Senior executives of JetBlue Airways and Southwest Airlines argued in court Wednesday over JetBlue’s controversial partnership with American Airlines that the Biden administration is seeking the thwart.
JetBlue CEO Robin Hayes told a federal court in Boston the partnership will help his airline grow, accommodate customers whose flights gets canceled, and attract more corporate travelers.
Hayes disputed the government’s view that the deal will reduce competition and cost consumers hundreds of millions of dollars a year in higher fares.

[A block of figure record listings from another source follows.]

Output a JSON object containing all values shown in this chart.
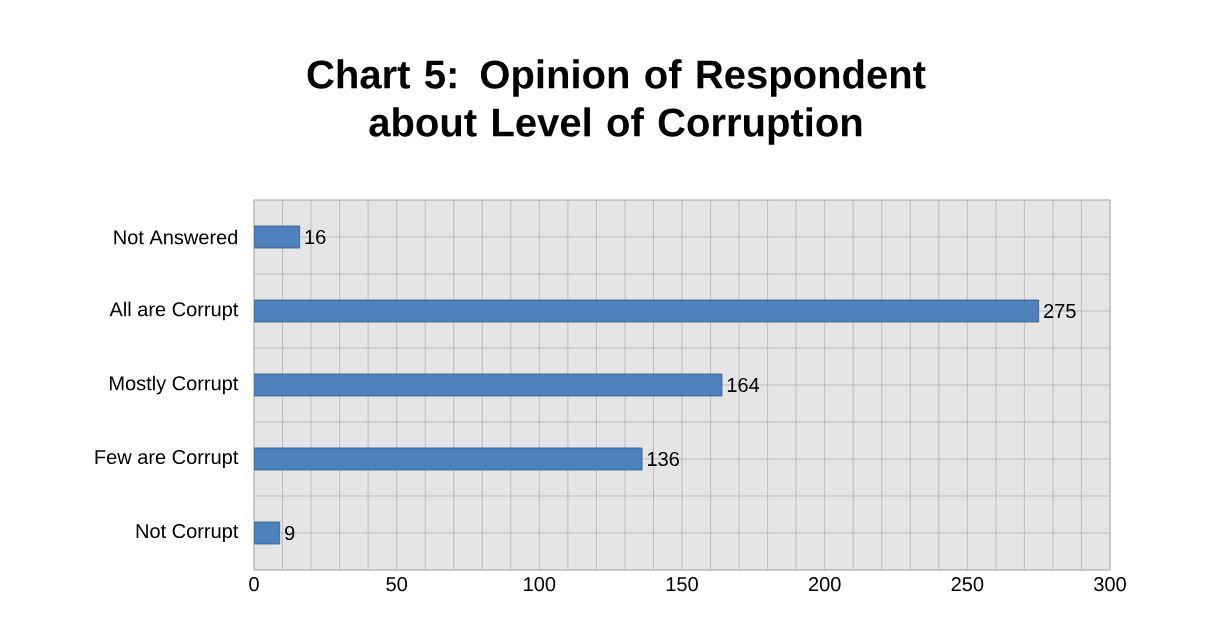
{
  "chart_data": {
    "type": "bar",
    "orientation": "horizontal",
    "title": "Chart 5: Opinion of Respondent about Level of Corruption",
    "categories": [
      "Not Answered",
      "All are Corrupt",
      "Mostly Corrupt",
      "Few are Corrupt",
      "Not Corrupt"
    ],
    "values": [
      16,
      275,
      164,
      136,
      9
    ],
    "color": "#4f81bd",
    "xlim": [
      0,
      300
    ],
    "xticks": [
      0,
      50,
      100,
      150,
      200,
      250,
      300
    ],
    "grid": true,
    "data_labels": true
  }
}
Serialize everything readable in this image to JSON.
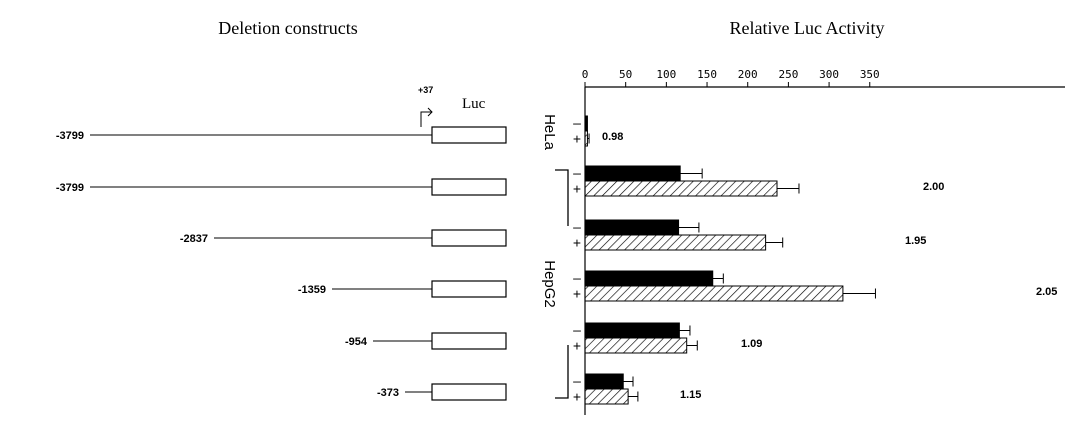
{
  "left_panel": {
    "title": "Deletion constructs",
    "tss_label": "+37",
    "reporter_label": "Luc",
    "constructs": [
      "-3799",
      "-3799",
      "-2837",
      "-1359",
      "-954",
      "-373"
    ]
  },
  "chart_data": {
    "type": "bar",
    "orientation": "horizontal",
    "title": "Relative Luc Activity",
    "xlabel": "",
    "ylabel": "",
    "xlim": [
      0,
      400
    ],
    "xticks": [
      0,
      50,
      100,
      150,
      200,
      250,
      300,
      350
    ],
    "grid": false,
    "legend": "none",
    "cell_groups": [
      {
        "name": "HeLa",
        "rows": [
          0
        ]
      },
      {
        "name": "HepG2",
        "rows": [
          1,
          2,
          3,
          4,
          5
        ]
      }
    ],
    "row_markers": [
      "–",
      "+"
    ],
    "series": [
      {
        "marker": "–",
        "fill": "solid",
        "values": [
          3,
          117,
          115,
          157,
          116,
          47
        ],
        "errors": [
          null,
          27,
          25,
          13,
          13,
          12
        ]
      },
      {
        "marker": "+",
        "fill": "hatched",
        "values": [
          3,
          236,
          222,
          317,
          125,
          53
        ],
        "errors": [
          2,
          27,
          21,
          40,
          13,
          12
        ]
      }
    ],
    "fold_labels": [
      "0.98",
      "2.00",
      "1.95",
      "2.05",
      "1.09",
      "1.15"
    ],
    "colors": {
      "solid": "#000000",
      "hatched_line": "#000000",
      "background": "#ffffff"
    }
  }
}
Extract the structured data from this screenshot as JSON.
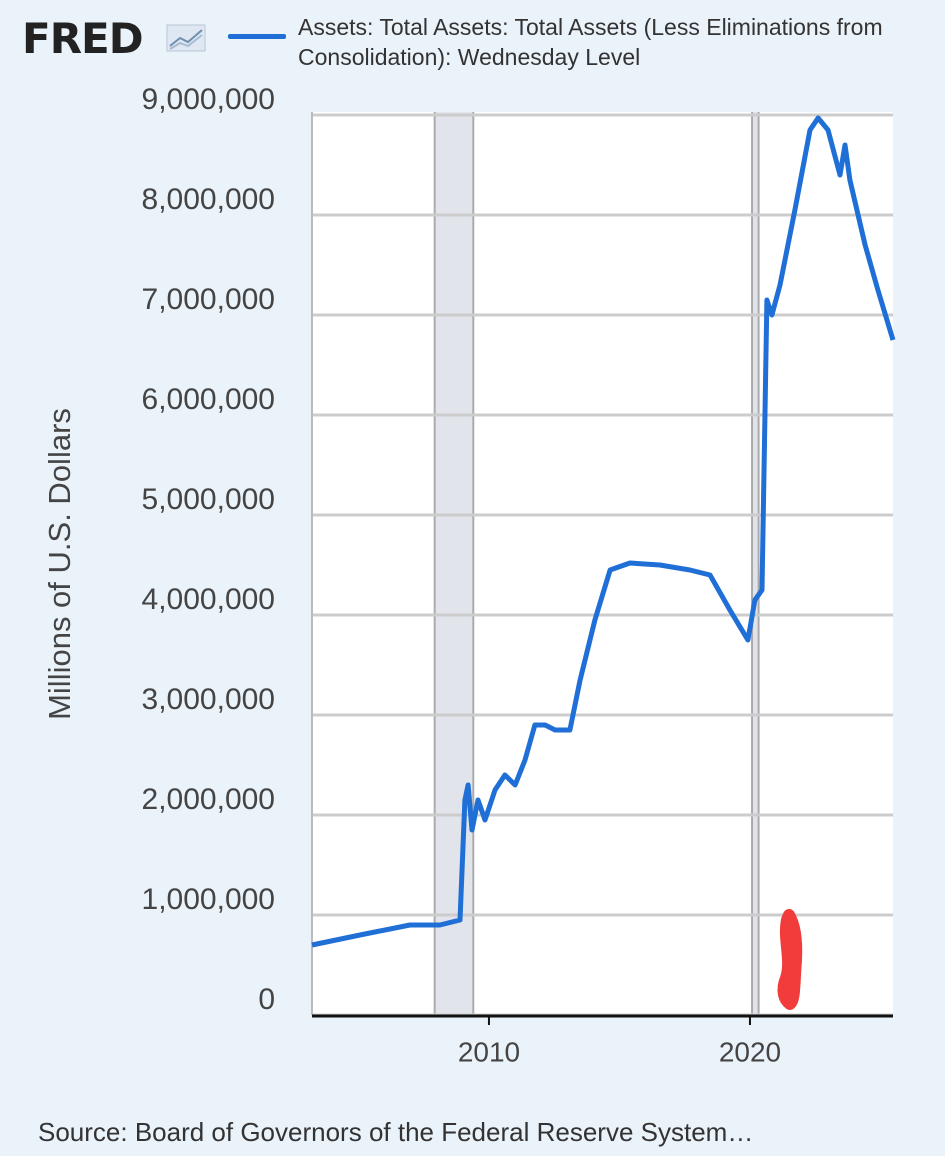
{
  "chart_data": {
    "type": "line",
    "logo": "FRED",
    "ylabel": "Millions of U.S. Dollars",
    "source": "Source: Board of Governors of the Federal Reserve System…",
    "xlim": [
      2003.22,
      2025.48
    ],
    "xticks": [
      2010,
      2020
    ],
    "ylim": [
      0,
      9000000
    ],
    "yticks": [
      0,
      {
        "value": 1000000,
        "label": "1,000,000"
      },
      {
        "value": 2000000,
        "label": "2,000,000"
      },
      {
        "value": 3000000,
        "label": "3,000,000"
      },
      {
        "value": 4000000,
        "label": "4,000,000"
      },
      {
        "value": 5000000,
        "label": "5,000,000"
      },
      {
        "value": 6000000,
        "label": "6,000,000"
      },
      {
        "value": 7000000,
        "label": "7,000,000"
      },
      {
        "value": 8000000,
        "label": "8,000,000"
      },
      {
        "value": 9000000,
        "label": "9,000,000"
      }
    ],
    "grid": true,
    "shading": [
      [
        2007.92,
        2009.4
      ],
      [
        2020.08,
        2020.33
      ]
    ],
    "x": [
      2003.22,
      2005.06,
      2006.97,
      2008.12,
      2008.89,
      2009.08,
      2009.2,
      2009.35,
      2009.58,
      2009.85,
      2010.23,
      2010.61,
      2011.0,
      2011.38,
      2011.76,
      2012.15,
      2012.53,
      2013.1,
      2013.49,
      2014.06,
      2014.64,
      2015.4,
      2016.55,
      2017.7,
      2018.47,
      2019.23,
      2019.92,
      2020.19,
      2020.46,
      2020.65,
      2020.84,
      2021.15,
      2021.72,
      2022.3,
      2022.61,
      2022.99,
      2023.45,
      2023.64,
      2023.83,
      2024.41,
      2024.9,
      2025.48
    ],
    "series": [
      {
        "name": "Assets: Total Assets: Total Assets (Less Eliminations from Consolidation): Wednesday Level",
        "color": "#1f6fd6",
        "values": [
          700000,
          800000,
          900000,
          900000,
          950000,
          2150000,
          2300000,
          1850000,
          2150000,
          1950000,
          2250000,
          2400000,
          2300000,
          2550000,
          2900000,
          2900000,
          2850000,
          2850000,
          3350000,
          3950000,
          4450000,
          4520000,
          4500000,
          4450000,
          4400000,
          4050000,
          3750000,
          4150000,
          4250000,
          7150000,
          7000000,
          7300000,
          8050000,
          8850000,
          8970000,
          8850000,
          8400000,
          8700000,
          8350000,
          7700000,
          7250000,
          6750000
        ]
      }
    ]
  }
}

But Southwest’s Andrew Watterson said he was disappointed that the partnership will give American access to valuable JetBlue slots that American once controlled but was forced to surrender to win regulatory approval of a 2013 merger and a separate transaction.
“We thought that was outrageous,” said Watterson, who will become chief operating officer at Southwest later this week.
The Justice Department, six states and the District of Columbia seek to break up the American-JetBlue partnership in a case that has become a major test of the Biden’s administration’s opposition to mergers and consolidation in key industries. The Transportation Department approved the deal in the final days of the Trump administration.
The case is being heard by U.S. District Judge Leo Sorokin, who was appointed by former President Barack Obama.
Hayes was back on the stand for a second day to defend a partnership that lets JetBlue and American work together on schedules, sell tickets on each other’s flights, and share revenue from flights at four airports in the New York City area and Boston.
Hayes called the partnership “a generational opportunity” that has already helped JetBlue grow from about 200 flights a day in New York to nearly 300 and add dozens of new routes to compete with Delta and United.
Other carriers want to expand in New York too, but federal officials limit takeoff and landing rights, or “slots,” because of congestion.
Senior executives from American, Delta and United are expected to testify. Both sides have lined up economists to discuss how the partnership will affect consumers.